Les 4 sens de la nature Chapitre 14 Annexe 28 et 29 : Droits de la nature et apocalypse

Annexe 28. Des droits de la nature ?

Aujourd’hui, se multiplient les propositions d’une extension de la notion de droits à la nature [1]. Et certaines s’actualisent dans les législations nationales.

Sans entrer dans le détail du débat [2], nous dirons que, si l’intention est louable (préserver l’environnement, plus, inciter l’homme à le protéger), l’institutionnalisation nécessaire (la seule compassion et le seul engagement des particuliers ne sauraient suffire sur le long terme), le moyen est erroné en ses principes et peu efficace en son application.

D’abord, cette promotion des droits de la nature se fonde sur un refus d’une vision hiérarchique du cosmos (que l’on accuse d’être la source de toutes les violences), que cette vision soit d’origine biblique (l’homme seul à l’image de Dieu) ou moderne (le dualisme cartésien du corps-étendu et de l’esprit-pensée). Or, tout au contraire, nous avons vu que la vision hiérarchique pouvait se combiner avec une vision systémique, ainsi que le propose l’encyclique Laudato sì. Plus encore, c’est parce que l’homme est un être d’intelligence, de liberté et d’amour, qu’il est pleinement capable de prendre soin de la nature vulnérable. Qui a jamais vu dans ces capacités des parents, lorsqu’elles sont bien orientées, une menace pour le petit enfant ? D’ailleurs, dans la Bible, la supériorité de Dieu à l’égard de toute la création, loin de se traduire par la violence, conduit au contraire à la bienveillance (p. xxx) ; or, justement, l’homme est créé à sa ressemblance (Gn 1,26-28).

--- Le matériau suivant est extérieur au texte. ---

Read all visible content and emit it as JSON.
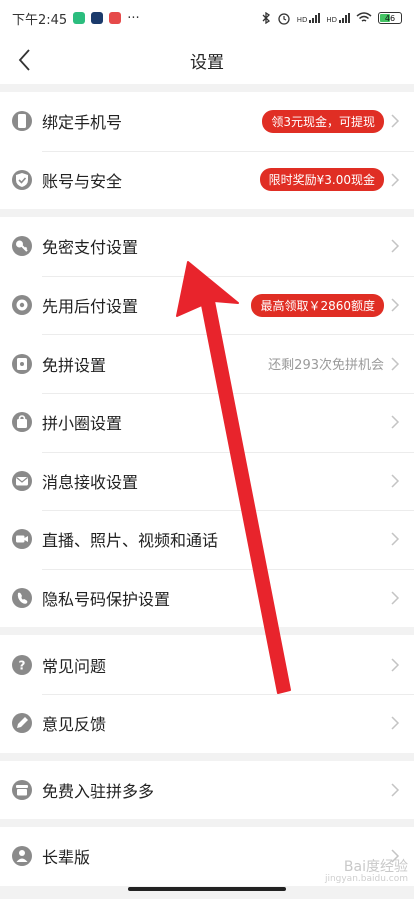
{
  "status_bar": {
    "time": "下午2:45",
    "more": "···",
    "battery": "46",
    "signal_labels": [
      "HD",
      "HD"
    ]
  },
  "header": {
    "title": "设置"
  },
  "groups": [
    [
      {
        "label": "绑定手机号",
        "icon": "phone-icon",
        "badge": "领3元现金，可提现"
      },
      {
        "label": "账号与安全",
        "icon": "shield-check-icon",
        "badge": "限时奖励¥3.00现金"
      }
    ],
    [
      {
        "label": "免密支付设置",
        "icon": "key-icon"
      },
      {
        "label": "先用后付设置",
        "icon": "gear-badge-icon",
        "badge": "最高领取￥2860额度"
      },
      {
        "label": "免拼设置",
        "icon": "ticket-icon",
        "hint": "还剩293次免拼机会"
      },
      {
        "label": "拼小圈设置",
        "icon": "bag-icon"
      },
      {
        "label": "消息接收设置",
        "icon": "mail-icon"
      },
      {
        "label": "直播、照片、视频和通话",
        "icon": "video-camera-icon"
      },
      {
        "label": "隐私号码保护设置",
        "icon": "phone-shield-icon"
      }
    ],
    [
      {
        "label": "常见问题",
        "icon": "question-icon"
      },
      {
        "label": "意见反馈",
        "icon": "pencil-icon"
      }
    ],
    [
      {
        "label": "免费入驻拼多多",
        "icon": "store-icon"
      }
    ],
    [
      {
        "label": "长辈版",
        "icon": "person-icon"
      }
    ]
  ],
  "watermark": {
    "text": "Bai度经验",
    "sub": "jingyan.baidu.com"
  },
  "colors": {
    "accent": "#e02e24",
    "arrow": "#e8242c",
    "icon": "#8a8a8a"
  }
}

Ensuite, nous sommes toujours en train de payer les conséquences du silence imposé à la nature depuis l’avènement de ce que Rémi Brague appelle justement Le règne de l’homme [3], au seuil de la modernité. Si la beauté, l’intelligibilité du végétal, de l’animal, étaient lisibles par la raison, il n’y aurait pas besoin d’imposer à la liberté leur soin et leur respect. Or, la contrainte imposée à la seule liberté est bien moins efficace que la lumière proposée à l’intelligence : tous les parents le savent ; trop de politiques l’ignorent. D’ailleurs, cette proposition me semble typique de l’inflation de l’éthique du devoir relevée ci-dessus (p. xxx). On l’observe dans d’autres domaines : la multiplication des droits accordées aux minorités, la pénalisation maximale, etc. Or, le devoir ou la loi pèsent d’autant plus que le bien ou la valeur paraissent inconsistants, donc inefficaces.

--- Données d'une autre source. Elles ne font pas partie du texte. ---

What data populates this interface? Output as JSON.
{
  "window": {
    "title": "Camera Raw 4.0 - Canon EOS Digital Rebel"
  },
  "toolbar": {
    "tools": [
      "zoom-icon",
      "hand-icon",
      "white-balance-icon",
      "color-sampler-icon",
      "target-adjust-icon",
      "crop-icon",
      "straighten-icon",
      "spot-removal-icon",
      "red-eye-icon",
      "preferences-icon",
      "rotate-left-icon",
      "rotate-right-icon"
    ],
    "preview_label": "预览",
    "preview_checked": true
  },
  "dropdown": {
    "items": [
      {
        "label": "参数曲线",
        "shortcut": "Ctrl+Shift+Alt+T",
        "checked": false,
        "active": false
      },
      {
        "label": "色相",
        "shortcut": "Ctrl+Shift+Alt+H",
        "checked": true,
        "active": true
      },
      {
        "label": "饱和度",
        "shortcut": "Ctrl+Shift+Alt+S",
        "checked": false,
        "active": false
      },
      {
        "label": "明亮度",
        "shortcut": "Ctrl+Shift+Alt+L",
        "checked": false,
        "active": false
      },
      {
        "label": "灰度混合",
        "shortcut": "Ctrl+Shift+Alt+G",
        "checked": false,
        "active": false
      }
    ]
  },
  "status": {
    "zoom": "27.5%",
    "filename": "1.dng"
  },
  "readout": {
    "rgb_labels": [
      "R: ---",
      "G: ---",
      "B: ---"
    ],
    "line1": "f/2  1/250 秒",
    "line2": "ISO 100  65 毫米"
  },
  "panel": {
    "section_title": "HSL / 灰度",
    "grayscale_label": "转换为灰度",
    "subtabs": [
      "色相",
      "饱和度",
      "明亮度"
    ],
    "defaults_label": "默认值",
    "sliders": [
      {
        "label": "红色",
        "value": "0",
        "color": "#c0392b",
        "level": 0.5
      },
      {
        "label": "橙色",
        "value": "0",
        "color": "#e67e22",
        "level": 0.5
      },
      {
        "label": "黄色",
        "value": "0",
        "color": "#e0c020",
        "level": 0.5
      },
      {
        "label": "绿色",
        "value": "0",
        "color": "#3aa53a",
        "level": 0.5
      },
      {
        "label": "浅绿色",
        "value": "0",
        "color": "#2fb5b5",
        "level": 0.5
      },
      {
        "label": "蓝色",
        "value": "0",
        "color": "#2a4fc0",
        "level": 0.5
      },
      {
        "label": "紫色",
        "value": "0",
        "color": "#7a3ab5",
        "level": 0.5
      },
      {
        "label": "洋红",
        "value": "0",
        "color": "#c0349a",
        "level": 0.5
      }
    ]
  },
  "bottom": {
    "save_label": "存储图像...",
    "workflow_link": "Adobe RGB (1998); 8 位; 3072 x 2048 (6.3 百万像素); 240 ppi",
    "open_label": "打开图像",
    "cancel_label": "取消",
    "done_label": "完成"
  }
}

Annexe 29. L’argument de l’Apocalypse

Le Doomsday Argument, traduit par « argument de l’Apocalypse » a été simplifié et systématisé par le philosophe et logicien canadien Philippe Gagnon de la manière suivante [4] :

Le nombre d’habitants de la Terre appartenant à notre espèce depuis son origine jusqu’à aujourd’hui est d’environ 100 milliards.

Pour estimer où on en est, l’on prend 2 fois ce premier chiffre, donc 200 milliards.

Or, la population de la terre, si elle se stabilise à 10 milliards, avec un taux de reproduction de 2 % par an, 200 millions de personnes naîtront chaque année.

Or, 200 milliards divisé par 200 millions, donne : 1000, soit la durée d’un millénaire.

Pour que le résultat soit certain à 95 %, il faut prendre 100 000 000 000 x 20 = 2 000 000 000 000

Divisant ce résultat par 200 millions, nous obtenons donc 10 000 ans d’existence à notre espèce, sous une probabilité de 95 % ! Donc, les hommes vivront selon toute probabilité encore une myriade d’années au maximum.

Pascal Ide

[1] Sur les droits des entités naturelles, l’un des tout premiers articles est celui du juriste américain : Stone, « Should trees have standling », Southern California Law Review, 45 (1972), p. 450-501.

[2] Pour un premier état des lieux, cf., par exemple,

[3] Cf. Rémi Brague, dans Le règne de l’homme, notamment chap. 6, 8, 10, 12, 15.

[4] Je le remercie vivement de sa traduction.